Supervised Multivariate Learning with Simultaneous Feature Auto-Grouping and Dimension Reduction
提出聚类降秩学习框架,通过联合矩阵正则化自动分组特征并构建预测因子,在高维密集系数问题中兼顾可解释性与统计精度,适用于监督多变量学习场景。
Abstract Modern high-dimensional methods often adopt the ‘bet on sparsity’ principle, while in supervised multivariate learning statisticians may face ‘dense’ problems with a large number of nonzero coefficients. This paper proposes a novel clustered reduced-rank learning (CRL) framework that imposes two joint matrix regularizations to automatically group the features in constructing predictive factors.
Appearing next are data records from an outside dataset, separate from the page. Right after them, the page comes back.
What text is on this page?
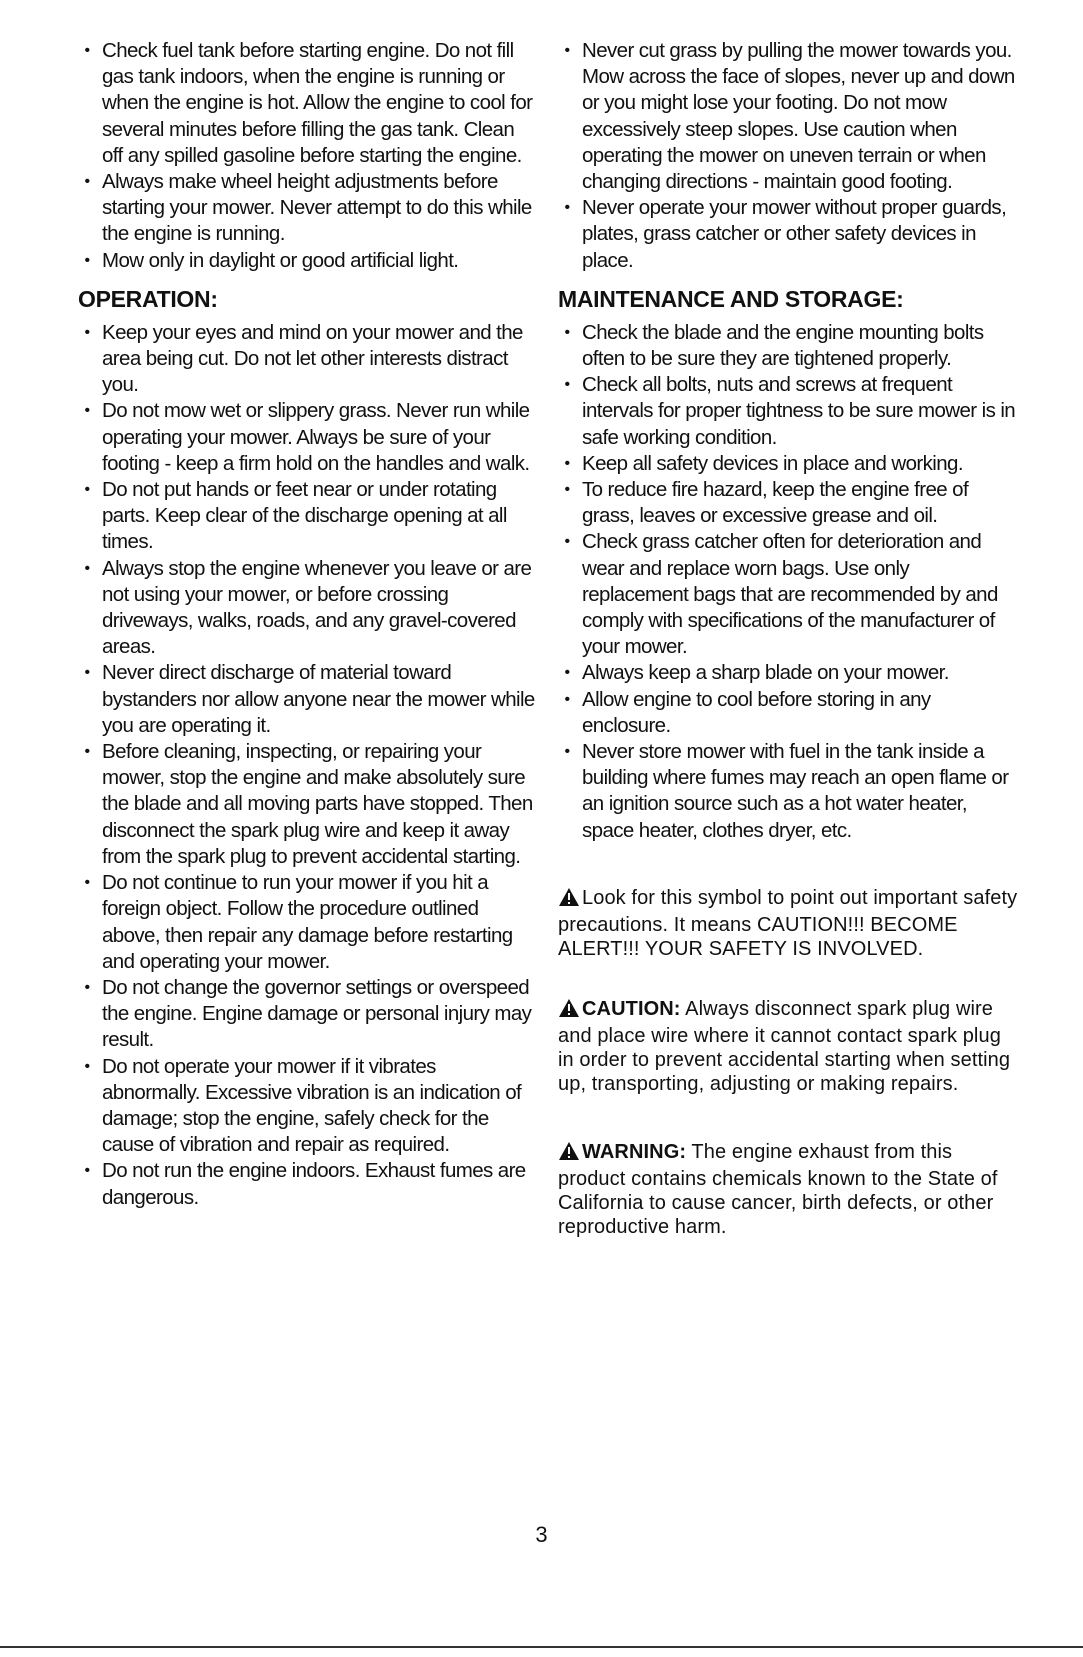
• Check fuel tank before starting engine. Do not fill gas tank indoors, when the engine is running or when the engine is hot. Allow the engine to cool for several minutes before filling the gas tank. Clean off any spilled gasoline before starting the engine.
• Always make wheel height adjustments before starting your mower. Never attempt to do this while the engine is running.
• Mow only in daylight or good artificial light.
OPERATION:
• Keep your eyes and mind on your mower and the area being cut. Do not let other interests distract you.
• Do not mow wet or slippery grass. Never run while operating your mower. Always be sure of your footing - keep a firm hold on the handles and walk.
• Do not put hands or feet near or under rotating parts. Keep clear of the discharge opening at all times.
• Always stop the engine whenever you leave or are not using your mower, or before crossing driveways, walks, roads, and any gravel-covered areas.
• Never direct discharge of material toward bystanders nor allow anyone near the mower while you are operating it.
• Before cleaning, inspecting, or repairing your mower, stop the engine and make absolutely sure the blade and all moving parts have stopped. Then disconnect the spark plug wire and keep it away from the spark plug to prevent accidental starting.
• Do not continue to run your mower if you hit a foreign object. Follow the procedure outlined above, then repair any damage before restarting and operating your mower.
• Do not change the governor settings or overspeed the engine. Engine damage or personal injury may result.
• Do not operate your mower if it vibrates abnormally. Excessive vibration is an indication of damage; stop the engine, safely check for the cause of vibration and repair as required.
• Do not run the engine indoors. Exhaust fumes are dangerous.
• Never cut grass by pulling the mower towards you. Mow across the face of slopes, never up and down or you might lose your footing. Do not mow excessively steep slopes. Use caution when operating the mower on uneven terrain or when changing directions - maintain good footing.
• Never operate your mower without proper guards, plates, grass catcher or other safety devices in place.
MAINTENANCE AND STORAGE:
• Check the blade and the engine mounting bolts often to be sure they are tightened properly.
• Check all bolts, nuts and screws at frequent intervals for proper tightness to be sure mower is in safe working condition.
• Keep all safety devices in place and working.
• To reduce fire hazard, keep the engine free of grass, leaves or excessive grease and oil.
• Check grass catcher often for deterioration and wear and replace worn bags. Use only replacement bags that are recommended by and comply with specifications of the manufacturer of your mower.
• Always keep a sharp blade on your mower.
• Allow engine to cool before storing in any enclosure.
• Never store mower with fuel in the tank inside a building where fumes may reach an open flame or an ignition source such as a hot water heater, space heater, clothes dryer, etc.
Look for this symbol to point out important safety precautions. It means CAUTION!!! BECOME ALERT!!! YOUR SAFETY IS INVOLVED.
CAUTION: Always disconnect spark plug wire and place wire where it cannot contact spark plug in order to prevent accidental starting when setting up, transporting, adjusting or making repairs.
WARNING: The engine exhaust from this product contains chemicals known to the State of California to cause cancer, birth defects, or other reproductive harm.
3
CRL is more interpretable than low-rank modelling and relaxes the stringent sparsity assumption in variable selection. In this paper, new information-theoretical limits are presented to reveal the intrinsic cost of seeking for clusters, as well as the blessing from dimensionality in multivariate learning. Moreover, an efficient optimization algorithm is developed, which performs subspace learning and clustering with guaranteed convergence. The obtained fixed-point estimators, although not necessarily globally optimal, enjoy the desired statistical accuracy beyond the standard likelihood setup under some regularity conditions. Moreover, a new kind of information criterion, as well as its scale-free form, is proposed for cluster and rank selection, and has a rigorous theoretical support without assuming an infinite sample size. Extensive simulations and real-data experiments demonstrate the statistical accuracy and interpretability of the proposed method.